Nate come interviste, andate in onda su RaiSat Extra qualche anno fa, raccolte da Francesco Anzalone e Giorgio Santelli, le storie raccontate da “Nené” Camilleri, che tutti noi ricordiamo in televisione scandite nel suo favoloso incedere siciliano e intervallate da sbuffi di fumo di sigaretta, diventano qui un testo. Libro, romanzo, autobiografia, copione per un film o per una riduzione teatrale: mano a mano che si procede nella lettura si comprende la poliedricità di un intellettuale a tutto tondo, che nella sua lunga carriera è passato dal teatro al romanzo, dalla regia televisiva alla radio, senza tralasciare i lunghi anni passati a insegnare regia a molti studenti dell’Accademia d’arte drammatica Silvio D’Amico di Roma.
Partendo dal fascismo in Sicilia, dagli anni della guerra e dallo sbarco degli alleati a Licata nel 1943, Camilleri snocciola i suoi aneddoti legati all’infanzia e alla sua formazione culturale e umana. La nascita della passione politica, dopo aver assistito al gesto vile del generale inglese Patton e il difficile rapporto con le autorità locali durante la sua militanza nel PCI. Le lotte sindacali, la strage di Portella della Ginestra e le infiltrazioni mafiose nella società civile, ma anche l’insorgere di una passione sempre più travolgente per il teatro. Riformato alla leva per presunti problemi cardiaci, Camilleri è tra i pochi giovani italiani a rimanere con la propria famiglia durante la guerra. L’occasione verrà subito colta per inseguire alcuni dei suoi grandiosi progetti, come mettere in scena testi di autori sperimentali e partecipare a concorsi e audizioni in tutta Italia. Lasciare il suo paese, Porto Empedocle, per studiare regia all’Accademia di Roma, è praticamente una tappa obbligata.
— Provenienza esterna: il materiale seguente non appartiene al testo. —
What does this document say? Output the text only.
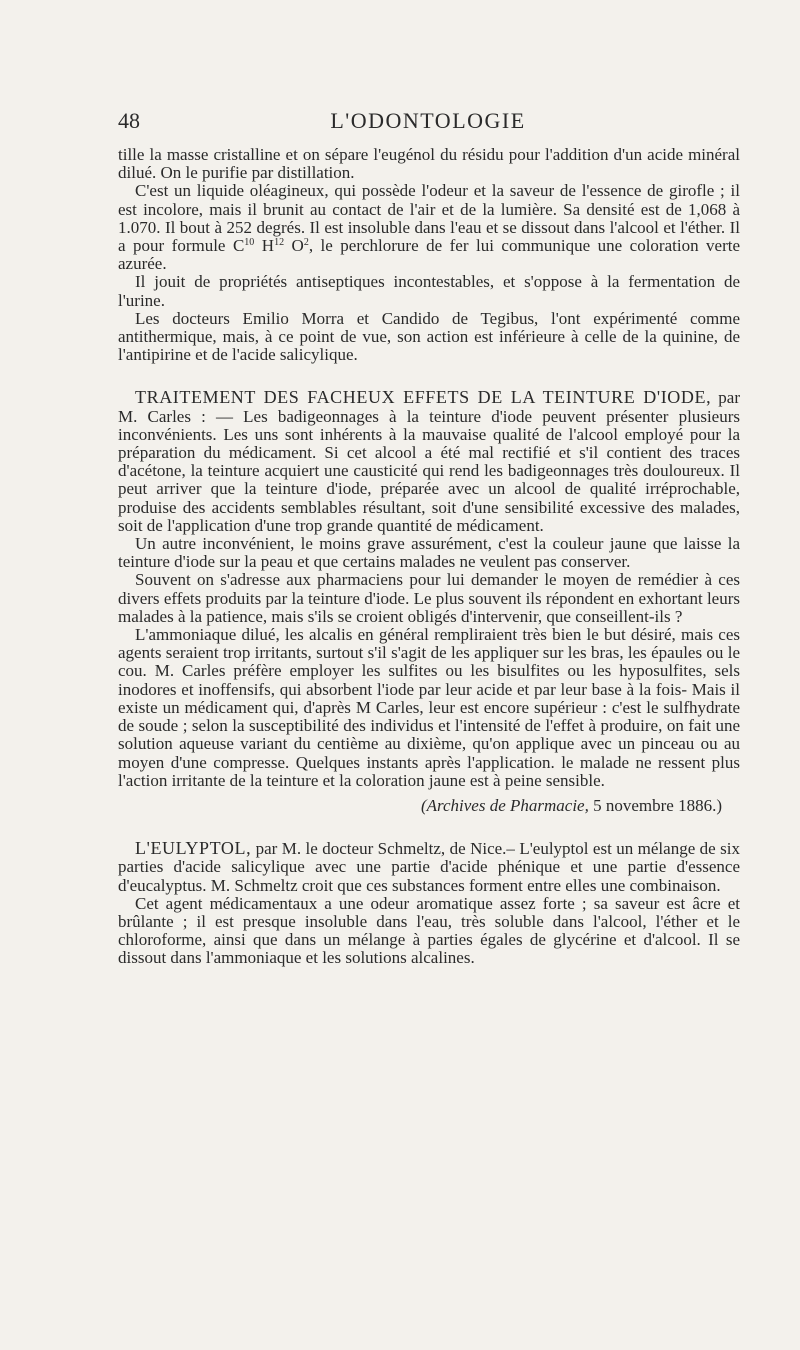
48	L'ODONTOLOGIE

tille la masse cristalline et on sépare l'eugénol du résidu pour l'addition d'un acide minéral dilué. On le purifie par distillation.

C'est un liquide oléagineux, qui possède l'odeur et la saveur de l'essence de girofle ; il est incolore, mais il brunit au contact de l'air et de la lumière. Sa densité est de 1,068 à 1.070. Il bout à 252 degrés. Il est insoluble dans l'eau et se dissout dans l'alcool et l'éther. Il a pour formule $C^{10}$ $H^{12}$ $O^2$, le perchlorure de fer lui communique une coloration verte azurée.

Il jouit de propriétés antiseptiques incontestables, et s'oppose à la fermentation de l'urine.

Les docteurs Emilio Morra et Candido de Tegibus, l'ont expérimenté comme antithermique, mais, à ce point de vue, son action est inférieure à celle de la quinine, de l'antipirine et de l'acide salicylique.

TRAITEMENT DES FACHEUX EFFETS DE LA TEINTURE D'IODE, par M. Carles : — Les badigeonnages à la teinture d'iode peuvent présenter plusieurs inconvénients. Les uns sont inhérents à la mauvaise qualité de l'alcool employé pour la préparation du médicament. Si cet alcool a été mal rectifié et s'il contient des traces d'acétone, la teinture acquiert une causticité qui rend les badigeonnages très douloureux. Il peut arriver que la teinture d'iode, préparée avec un alcool de qualité irréprochable, produise des accidents semblables résultant, soit d'une sensibilité excessive des malades, soit de l'application d'une trop grande quantité de médicament.

Un autre inconvénient, le moins grave assurément, c'est la couleur jaune que laisse la teinture d'iode sur la peau et que certains malades ne veulent pas conserver.

Souvent on s'adresse aux pharmaciens pour lui demander le moyen de remédier à ces divers effets produits par la teinture d'iode. Le plus souvent ils répondent en exhortant leurs malades à la patience, mais s'ils se croient obligés d'intervenir, que conseillent-ils ?

L'ammoniaque dilué, les alcalis en général rempliraient très bien le but désiré, mais ces agents seraient trop irritants, surtout s'il s'agit de les appliquer sur les bras, les épaules ou le cou. M. Carles préfère employer les sulfites ou les bisulfites ou les hyposulfites, sels inodores et inoffensifs, qui absorbent l'iode par leur acide et par leur base à la fois- Mais il existe un médicament qui, d'après M Carles, leur est encore supérieur : c'est le sulfhydrate de soude ; selon la susceptibilité des individus et l'intensité de l'effet à produire, on fait une solution aqueuse variant du centième au dixième, qu'on applique avec un pinceau ou au moyen d'une compresse. Quelques instants après l'application. le malade ne ressent plus l'action irritante de la teinture et la coloration jaune est à peine sensible.

(Archives de Pharmacie, 5 novembre 1886.)

L'EULYPTOL, par M. le docteur Schmeltz, de Nice.– L'eulyptol est un mélange de six parties d'acide salicylique avec une partie d'acide phénique et une partie d'essence d'eucalyptus. M. Schmeltz croit que ces substances forment entre elles une combinaison.

Cet agent médicamentaux a une odeur aromatique assez forte ; sa saveur est âcre et brûlante ; il est presque insoluble dans l'eau, très soluble dans l'alcool, l'éther et le chloroforme, ainsi que dans un mélange à parties égales de glycérine et d'alcool. Il se dissout dans l'ammoniaque et les solutions alcalines.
Tre anni di lavoro con un uomo glaciale e scontroso come Orazio Costa lasciano al giovane Camilleri un segno indelebile: un’amicizia sincera seppur difficile, una serie di incontri con i grandi del teatro italiano ed europeo, come Vittorio Gassman e Jean Genet e una voglia crescente di sperimentare nuove forme espressive. Quando il vecchio dottor Costa gli lascia la cattedra di regia all’Accademia D’Amico, Camilleri sta tentando di entrare in Rai come funzionario. La sua candidatura verrà bocciata per le sue idee comuniste, ma la Rai sarà comunque il suo approdo. Entrerà prima come regista radiofonico sulla terza rete e poi come produttore per gli sceneggiati televisivi. Il suo primo vero romanzo, tanto caldeggiato dal suo amico Leonardo Sciascia, resterà per molti anni nel cassetto dei più importanti editori italiani.
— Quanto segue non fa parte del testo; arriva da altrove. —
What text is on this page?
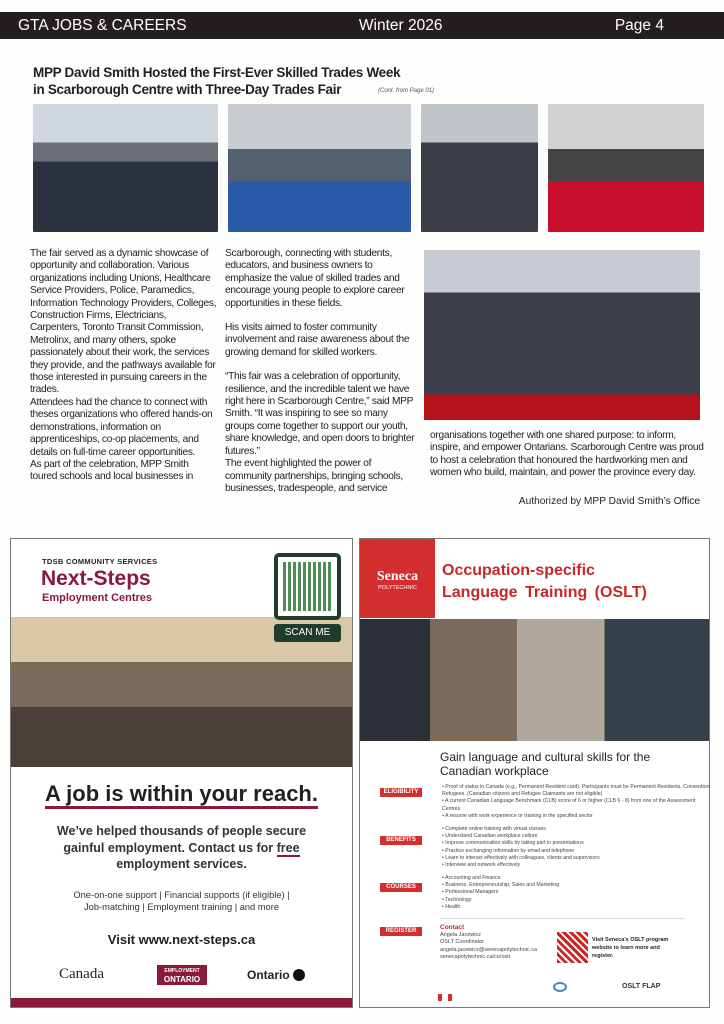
GTA JOBS & CAREERS	Winter 2026	Page 4
MPP David Smith Hosted the First-Ever Skilled Trades Week
in Scarborough Centre with Three-Day Trades Fair	(Cont. from Page 01)

The fair served as a dynamic showcase of opportunity and collaboration. Various organizations including Unions, Healthcare Service Providers, Police, Paramedics, Information Technology Providers, Colleges, Construction Firms, Electricians, Carpenters, Toronto Transit Commission, Metrolinx, and many others, spoke passionately about their work, the services they provide, and the pathways available for those interested in pursuing careers in the trades.

Attendees had the chance to connect with theses organizations who offered hands-on demonstrations, information on apprenticeships, co-op placements, and details on full-time career opportunities.

As part of the celebration, MPP Smith toured schools and local businesses in

Scarborough, connecting with students, educators, and business owners to emphasize the value of skilled trades and encourage young people to explore career opportunities in these fields.

His visits aimed to foster community involvement and raise awareness about the growing demand for skilled workers.

“This fair was a celebration of opportunity, resilience, and the incredible talent we have right here in Scarborough Centre,” said MPP Smith. “It was inspiring to see so many groups come together to support our youth, share knowledge, and open doors to brighter futures.”

The event highlighted the power of community partnerships, bringing schools, businesses, tradespeople, and service

organisations together with one shared purpose: to inform, inspire, and empower Ontarians. Scarborough Centre was proud to host a celebration that honoured the hardworking men and women who build, maintain, and power the province every day.
Authorized by MPP David Smith’s Office
TDSB COMMUNITY SERVICES
Next-Steps
Employment Centres
SCAN ME
A job is within your reach.
We’ve helped thousands of people secure gainful employment. Contact us for free employment services.
One-on-one support | Financial supports (if eligible) |
Job-matching | Employment training | and more
Visit www.next-steps.ca
Canada	EMPLOYMENT
ONTARIO	Ontario
Seneca
POLYTECHNIC
Occupation-specific
Language Training (OSLT)
Gain language and cultural skills for the Canadian workplace
ELIGIBILITY
• Proof of status in Canada (e.g., Permanent Resident card). Participants must be Permanent Residents, Convention Refugees. (Canadian citizens and Refugee Claimants are not eligible)
• A current Canadian Language Benchmark (CLB) score of 6 or higher (CLB 6 - 8) from one of the Assessment Centres
• A resume with work experience or training in the specified sector
BENEFITS
• Complete online training with virtual classes
• Understand Canadian workplace culture
• Improve communication skills by taking part in presentations
• Practice exchanging information by email and telephone
• Learn to interact effectively with colleagues, clients and supervisors
• Interview and network effectively
COURSES
• Accounting and Finance
• Business, Entrepreneurship, Sales and Marketing
• Professional Managers
• Technology
• Health
REGISTER	Contact
Angela Jacewicz
OSLT Coordinator
angela.jacewicz@senecapolytechnic.ca
senecapolytechnic.ca/ce/oslt
Visit Seneca’s OSLT program website to learn more and register.
OSLT FLAP
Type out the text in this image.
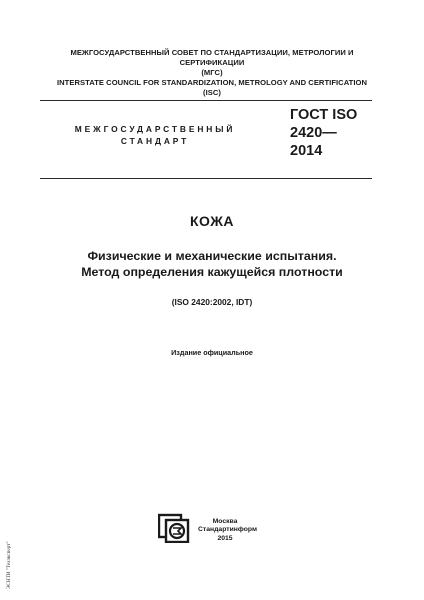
МЕЖГОСУДАРСТВЕННЫЙ СОВЕТ ПО СТАНДАРТИЗАЦИИ, МЕТРОЛОГИИ И СЕРТИФИКАЦИИ
(МГС)
INTERSTATE COUNCIL FOR STANDARDIZATION, METROLOGY AND CERTIFICATION
(ISC)
МЕЖГОСУДАРСТВЕННЫЙ
СТАНДАРТ
ГОСТ ISO
2420—
2014
КОЖА
Физические и механические испытания.
Метод определения кажущейся плотности
(ISO 2420:2002, IDT)
Издание официальное
Москва
Стандартинформ
2015
ЭСНТИ "Техэксперт"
Sarà l’amicizia con Livio Garzanti prima e con Elvira Sellerio dopo, a dare una svolta alla sua carriera. Un’amicizia nel senso siciliano del termine che, come viene testimoniato in queste pagine, è qualcosa di diverso e particolare rispetto all’amicizia comunemente detta: un sentimento totalizzante e omnicomprensivo, che presuppone la conoscenza profonda e una capacità quasi sovraumana di anticipare i desideri altrui. Nasce in questo modo, alla fine di un lungo percorso, il Camilleri scrittore.
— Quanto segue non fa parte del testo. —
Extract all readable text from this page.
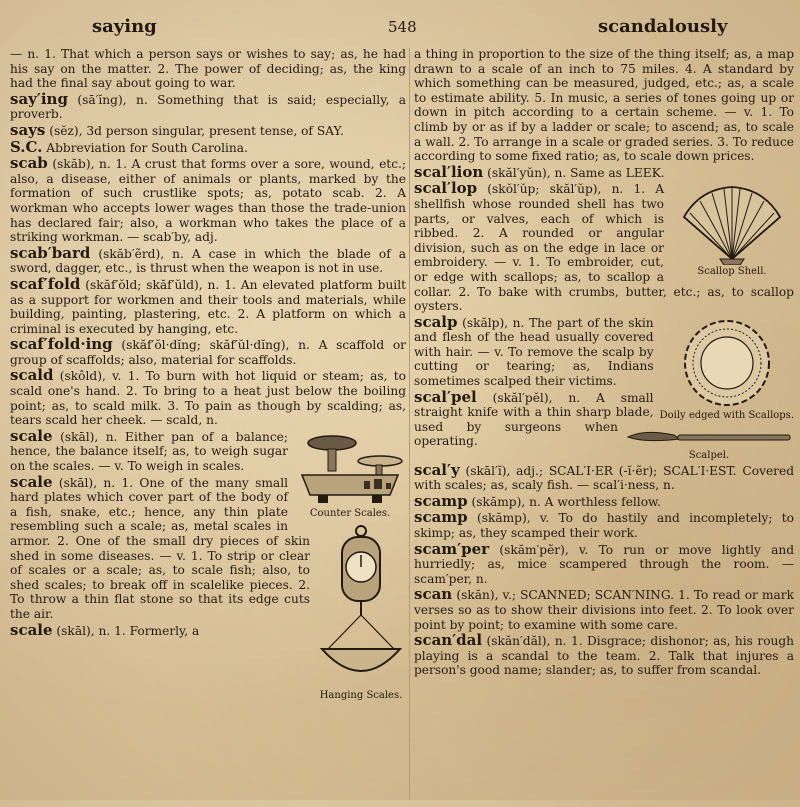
saying	548	scandalously
— n. 1. That which a person says or wishes to say; as, he had his say on the matter. 2. The power of deciding; as, the king had the final say about going to war.
say′ing (sā′ĭng), n. Something that is said; especially, a proverb.
says (sĕz), 3d person singular, present tense, of SAY.
S.C. Abbreviation for South Carolina.
scab (skăb), n. 1. A crust that forms over a sore, wound, etc.; also, a disease, either of animals or plants, marked by the formation of such crustlike spots; as, potato scab. 2. A workman who accepts lower wages than those the trade-union has declared fair; also, a workman who takes the place of a striking workman. — scab′by, adj.
scab′bard (skăb′ẽrd), n. A case in which the blade of a sword, dagger, etc., is thrust when the weapon is not in use.
scaf′fold (skăf′ŏld; skăf′ŭld), n. 1. An elevated platform built as a support for workmen and their tools and materials, while building, painting, plastering, etc. 2. A platform on which a criminal is executed by hanging, etc.
scaf′fold·ing (skăf′ŏl·dĭng; skăf′ŭl·dĭng), n. A scaffold or group of scaffolds; also, material for scaffolds.
scald (skôld), v. 1. To burn with hot liquid or steam; as, to scald one's hand. 2. To bring to a heat just below the boiling point; as, to scald milk. 3. To pain as though by scalding; as, tears scald her cheek. — scald, n.
Counter Scales.
scale (skāl), n. Either pan of a balance; hence, the balance itself; as, to weigh sugar on the scales. — v. To weigh in scales.
Hanging Scales.
scale (skāl), n. 1. One of the many small hard plates which cover part of the body of a fish, snake, etc.; hence, any thin plate resembling such a scale; as, metal scales in armor. 2. One of the small dry pieces of skin shed in some diseases. — v. 1. To strip or clear of scales or a scale; as, to scale fish; also, to shed scales; to break off in scalelike pieces. 2. To throw a thin flat stone so that its edge cuts the air.
scale (skāl), n. 1. Formerly, a
a thing in proportion to the size of the thing itself; as, a map drawn to a scale of an inch to 75 miles. 4. A standard by which something can be measured, judged, etc.; as, a scale to estimate ability. 5. In music, a series of tones going up or down in pitch according to a certain scheme. — v. 1. To climb by or as if by a ladder or scale; to ascend; as, to scale a wall. 2. To arrange in a scale or graded series. 3. To reduce according to some fixed ratio; as, to scale down prices.
scal′lion (skăl′yŭn), n. Same as LEEK.
Scallop Shell.
scal′lop (skŏl′ŭp; skăl′ŭp), n. 1. A shellfish whose rounded shell has two parts, or valves, each of which is ribbed. 2. A rounded or angular division, such as on the edge in lace or embroidery. — v. 1. To embroider, cut, or edge with scallops; as, to scallop a collar. 2. To bake with crumbs, butter, etc.; as, to scallop oysters.
Doily edged with Scallops.
scalp (skălp), n. The part of the skin and flesh of the head usually covered with hair. — v. To remove the scalp by cutting or tearing; as, Indians sometimes scalped their victims.
Scalpel.
scal′pel (skăl′pĕl), n. A small straight knife with a thin sharp blade, used by surgeons when operating.
scal′y (skāl′ĭ), adj.; SCAL′I·ER (-ĭ·ẽr); SCAL′I·EST. Covered with scales; as, scaly fish. — scal′i·ness, n.
scamp (skămp), n. A worthless fellow.
scamp (skămp), v. To do hastily and incompletely; to skimp; as, they scamped their work.
scam′per (skăm′pẽr), v. To run or move lightly and hurriedly; as, mice scampered through the room. — scam′per, n.
scan (skăn), v.; SCANNED; SCAN′NING. 1. To read or mark verses so as to show their divisions into feet. 2. To look over point by point; to examine with some care.
scan′dal (skăn′dăl), n. 1. Disgrace; dishonor; as, his rough playing is a scandal to the team. 2. Talk that injures a person's good name; slander; as, to suffer from scandal.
Quel linguaggio che tanti editori avevano rifiutato di accettare, quel suo modo tutto nuovo di tradurre il pensiero in parole un po’ italiane e un po’ siciliane, tratte dal linguaggio parlato e familiare, diventa finalmente la sua cifra stilistica. Una specie di piccola rivoluzione linguistica che sintetizza tutta una vita di tentativi ed esperimenti.